医良人コラム
23/12/15

第86回 地域に「健康メニュー」を

「1日30食品を目標に」と言う言葉を耳にしたことがある方も多いと思います。

1985年に厚生労働省の「健康づくりのための食生活指針」で提唱されました。

その後、数にとらわれて神経質になり過ぎる、カロリーオーバーになることなどの問題点が指摘され、2000年には「主食、主菜、副菜を基本に食事のバランスをよく」と変わりました。

 

ただし、食品数が少ないと栄養素が偏りがちになるため、今でも30食品を目安とするのもよいと思います。

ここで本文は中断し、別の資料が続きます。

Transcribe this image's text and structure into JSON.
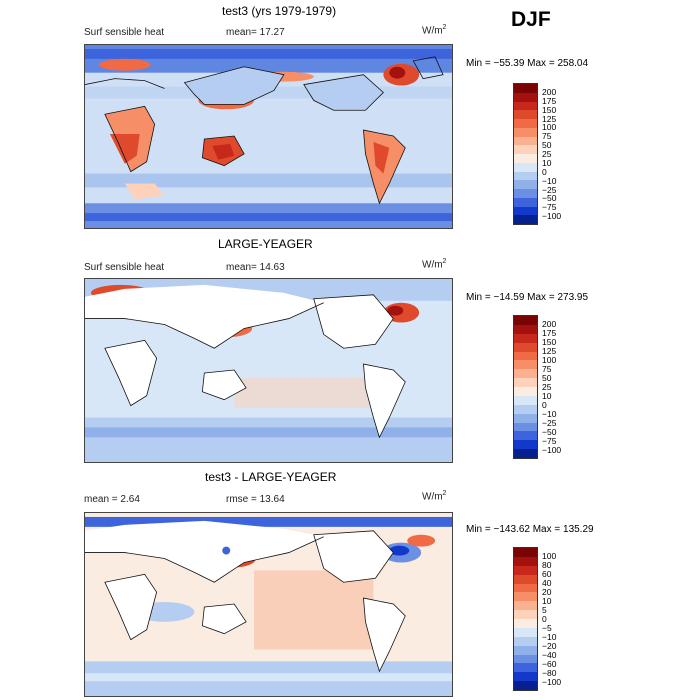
{
  "season": "DJF",
  "panels": [
    {
      "title": "test3 (yrs 1979-1979)",
      "left_text": "Surf sensible heat",
      "mid_text": "mean=  17.27",
      "units": "W/m",
      "units_sup": "2",
      "minmax": "Min = −55.39  Max = 258.04",
      "colorbar_labels": [
        "200",
        "175",
        "150",
        "125",
        "100",
        "75",
        "50",
        "25",
        "10",
        "0",
        "−10",
        "−25",
        "−50",
        "−75",
        "−100"
      ],
      "colors": [
        "#7a0403",
        "#a3120e",
        "#c8271b",
        "#e04a2c",
        "#ef6a45",
        "#f68e67",
        "#fab192",
        "#fdd1ba",
        "#fbece1",
        "#d8e7f7",
        "#b4cdf0",
        "#8fb0e8",
        "#6b8fe2",
        "#3d64dc",
        "#1239c9",
        "#06218f"
      ]
    },
    {
      "title": "LARGE-YEAGER",
      "left_text": "Surf sensible heat",
      "mid_text": "mean=  14.63",
      "units": "W/m",
      "units_sup": "2",
      "minmax": "Min = −14.59  Max = 273.95",
      "colorbar_labels": [
        "200",
        "175",
        "150",
        "125",
        "100",
        "75",
        "50",
        "25",
        "10",
        "0",
        "−10",
        "−25",
        "−50",
        "−75",
        "−100"
      ],
      "colors": [
        "#7a0403",
        "#a3120e",
        "#c8271b",
        "#e04a2c",
        "#ef6a45",
        "#f68e67",
        "#fab192",
        "#fdd1ba",
        "#fbece1",
        "#d8e7f7",
        "#b4cdf0",
        "#8fb0e8",
        "#6b8fe2",
        "#3d64dc",
        "#1239c9",
        "#06218f"
      ]
    },
    {
      "title": "test3 - LARGE-YEAGER",
      "left_text": "mean =    2.64",
      "mid_text": "rmse =   13.64",
      "units": "W/m",
      "units_sup": "2",
      "minmax": "Min = −143.62  Max = 135.29",
      "colorbar_labels": [
        "100",
        "80",
        "60",
        "40",
        "20",
        "10",
        "5",
        "0",
        "−5",
        "−10",
        "−20",
        "−40",
        "−60",
        "−80",
        "−100"
      ],
      "colors": [
        "#7a0403",
        "#a3120e",
        "#c8271b",
        "#e04a2c",
        "#ef6a45",
        "#f68e67",
        "#fab192",
        "#fdd1ba",
        "#fbece1",
        "#d8e7f7",
        "#b4cdf0",
        "#8fb0e8",
        "#6b8fe2",
        "#3d64dc",
        "#1239c9",
        "#06218f"
      ]
    }
  ]
}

しかし、具だくさんみそ汁など、食品数を増やす工夫をしても、毎日この数を続けることは大変困難です。

 

独り暮らしや経済的な理由で、多くの食材をそろえられない、料理をつくる時間がない、運転免許証を返納して買い物に出かけられない—など、さまざまな要因が健康的な食事への道を阻みます。


診察室で、仕事が忙しい糖尿病のサラリーマンや、伴侶を亡くされて田舎で独り暮らしをしている患者さんの生活の苦労を伺っていると、地域ごとに、薄味でバランスとバラエティーに配慮した「一汁三菜健康定食」のようなメニューを提供してくれるお店があると助かるのにといつも考えます。

 

高齢者向けや疾患別の弁当を宅配してくれる配食サービスの事業者も増えており、試してみるのもよいと思いますが、出かける場所があれば、歩くことで体を動かしますし、顔なじみの人や店員との会話を楽しむなど、栄養面以外にも健康にプラスとなる点が多くあります(本コラム41回参照)。

 

健康メニューだけの専門店でなくても、例えばファミリーレストランや居酒屋で、通常メニューの他に健康メニューが1品でもあると、地域の方々のためになり、新しいお客さんが店に来るきっかけになるかもしれません。

このコラムを読まれた飲食店関係者には、ぜひご一考をお願いします。